Question 3: Discuss what conclusions can be drawn from the pedigree eg assuming that the disease is caused by the mutation of one single gene, do you think this mutation is recessive or dominant? Are the affected individuals more likely to be heterozygous or homozygous for this mutation? Is the disease affecting equally men and women? For each conclusion, make sure to explain how it is supported by the pedigree.

The Online Mendelian Inheritance in Man (OMIM) database is a frequently updated database of human genes and genetic diseases.  Search for SCA1 on OMIM. Read quickly through the page to get a general idea of the types of information that can be found on it and how they are presented. Identify the gene whose mutation is responsible for the SCA1 disease, search for it on OMIM and have a quick look at the corresponding page.

Question 4: Based on the descriptions in OMIM and the information from the video, indicate what genetic mutation is responsible for the SCA1 disease and what consequence it has on protein primary structure.

Question 5: Which organ and cell type are primarily affected by the mutation? Is this consistent with the symptoms observed in SCA1 patients?

Mice are generally a good model for human diseases, if you wish, you can read more about the benefits of the mouse model on The Jackson Laboratory website  Advantages of the mouse as a model organism.

Mouse models of SCA1 have been developed and helped researchers to understand this disease and to experiment new treatments.

Question 6: From the video describe the phenotype of the SCA1 mouse. Is it similar to symptoms observed in SCA1 patients?
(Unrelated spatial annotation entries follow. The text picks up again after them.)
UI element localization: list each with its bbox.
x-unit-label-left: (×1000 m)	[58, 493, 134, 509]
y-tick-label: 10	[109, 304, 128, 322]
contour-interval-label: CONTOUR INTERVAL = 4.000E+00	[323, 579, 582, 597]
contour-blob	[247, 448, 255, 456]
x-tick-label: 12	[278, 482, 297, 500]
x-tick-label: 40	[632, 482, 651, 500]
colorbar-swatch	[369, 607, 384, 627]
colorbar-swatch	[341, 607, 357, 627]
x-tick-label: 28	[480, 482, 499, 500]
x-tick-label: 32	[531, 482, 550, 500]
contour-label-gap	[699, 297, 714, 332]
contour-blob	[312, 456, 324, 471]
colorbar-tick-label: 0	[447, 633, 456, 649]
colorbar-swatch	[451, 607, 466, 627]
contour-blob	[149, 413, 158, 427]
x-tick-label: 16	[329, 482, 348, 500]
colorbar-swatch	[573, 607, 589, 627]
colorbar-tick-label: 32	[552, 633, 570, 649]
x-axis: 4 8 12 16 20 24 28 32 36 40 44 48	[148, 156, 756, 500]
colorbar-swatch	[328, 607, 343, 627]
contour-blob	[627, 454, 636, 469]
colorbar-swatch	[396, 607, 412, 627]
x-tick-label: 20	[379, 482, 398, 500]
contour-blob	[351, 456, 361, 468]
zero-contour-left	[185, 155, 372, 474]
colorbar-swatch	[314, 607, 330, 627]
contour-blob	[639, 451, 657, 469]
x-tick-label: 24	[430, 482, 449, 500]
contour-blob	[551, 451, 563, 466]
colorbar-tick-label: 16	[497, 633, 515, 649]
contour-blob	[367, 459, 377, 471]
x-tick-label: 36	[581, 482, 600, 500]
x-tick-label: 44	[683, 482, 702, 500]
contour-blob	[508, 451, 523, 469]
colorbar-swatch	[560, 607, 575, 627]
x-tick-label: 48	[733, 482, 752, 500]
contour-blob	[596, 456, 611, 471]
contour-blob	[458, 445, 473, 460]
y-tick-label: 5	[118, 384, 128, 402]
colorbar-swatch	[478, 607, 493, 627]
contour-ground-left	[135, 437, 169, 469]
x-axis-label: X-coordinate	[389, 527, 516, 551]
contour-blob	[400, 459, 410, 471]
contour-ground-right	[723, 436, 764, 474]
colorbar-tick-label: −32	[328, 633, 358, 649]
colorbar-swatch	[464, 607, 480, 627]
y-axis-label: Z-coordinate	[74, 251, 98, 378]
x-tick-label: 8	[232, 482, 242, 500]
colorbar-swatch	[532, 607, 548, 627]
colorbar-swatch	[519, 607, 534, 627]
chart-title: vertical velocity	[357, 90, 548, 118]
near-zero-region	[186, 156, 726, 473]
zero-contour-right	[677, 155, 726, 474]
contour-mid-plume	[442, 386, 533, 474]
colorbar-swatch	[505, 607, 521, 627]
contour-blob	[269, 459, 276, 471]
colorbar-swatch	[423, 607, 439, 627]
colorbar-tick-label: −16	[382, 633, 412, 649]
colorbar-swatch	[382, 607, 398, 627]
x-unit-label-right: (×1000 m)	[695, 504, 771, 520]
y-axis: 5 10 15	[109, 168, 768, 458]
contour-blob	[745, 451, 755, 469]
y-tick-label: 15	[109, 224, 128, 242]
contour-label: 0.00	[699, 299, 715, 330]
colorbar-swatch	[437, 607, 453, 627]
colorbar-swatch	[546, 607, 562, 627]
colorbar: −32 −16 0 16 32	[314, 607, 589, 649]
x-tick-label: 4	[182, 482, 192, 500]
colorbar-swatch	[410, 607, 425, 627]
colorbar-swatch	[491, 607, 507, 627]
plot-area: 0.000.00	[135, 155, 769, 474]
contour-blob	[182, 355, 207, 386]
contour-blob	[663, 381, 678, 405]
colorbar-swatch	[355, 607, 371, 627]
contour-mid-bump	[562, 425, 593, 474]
Question 7: Is SCA1 considered to be caused by a loss of function of the protein affected, or is it thought to be due to another mechanism?

Question 8: Based on the findings from the mouse model, researchers then developed an SCA1 model in Drosophila – what are the advantages of using a Drosophila model over a mouse one

Question 9: Using the Drosophila model of SCA1, what was the protein kinase they found to be implicated in SCA1 associated neurodegeneration and why is this knowledge useful with respect to treating the disease?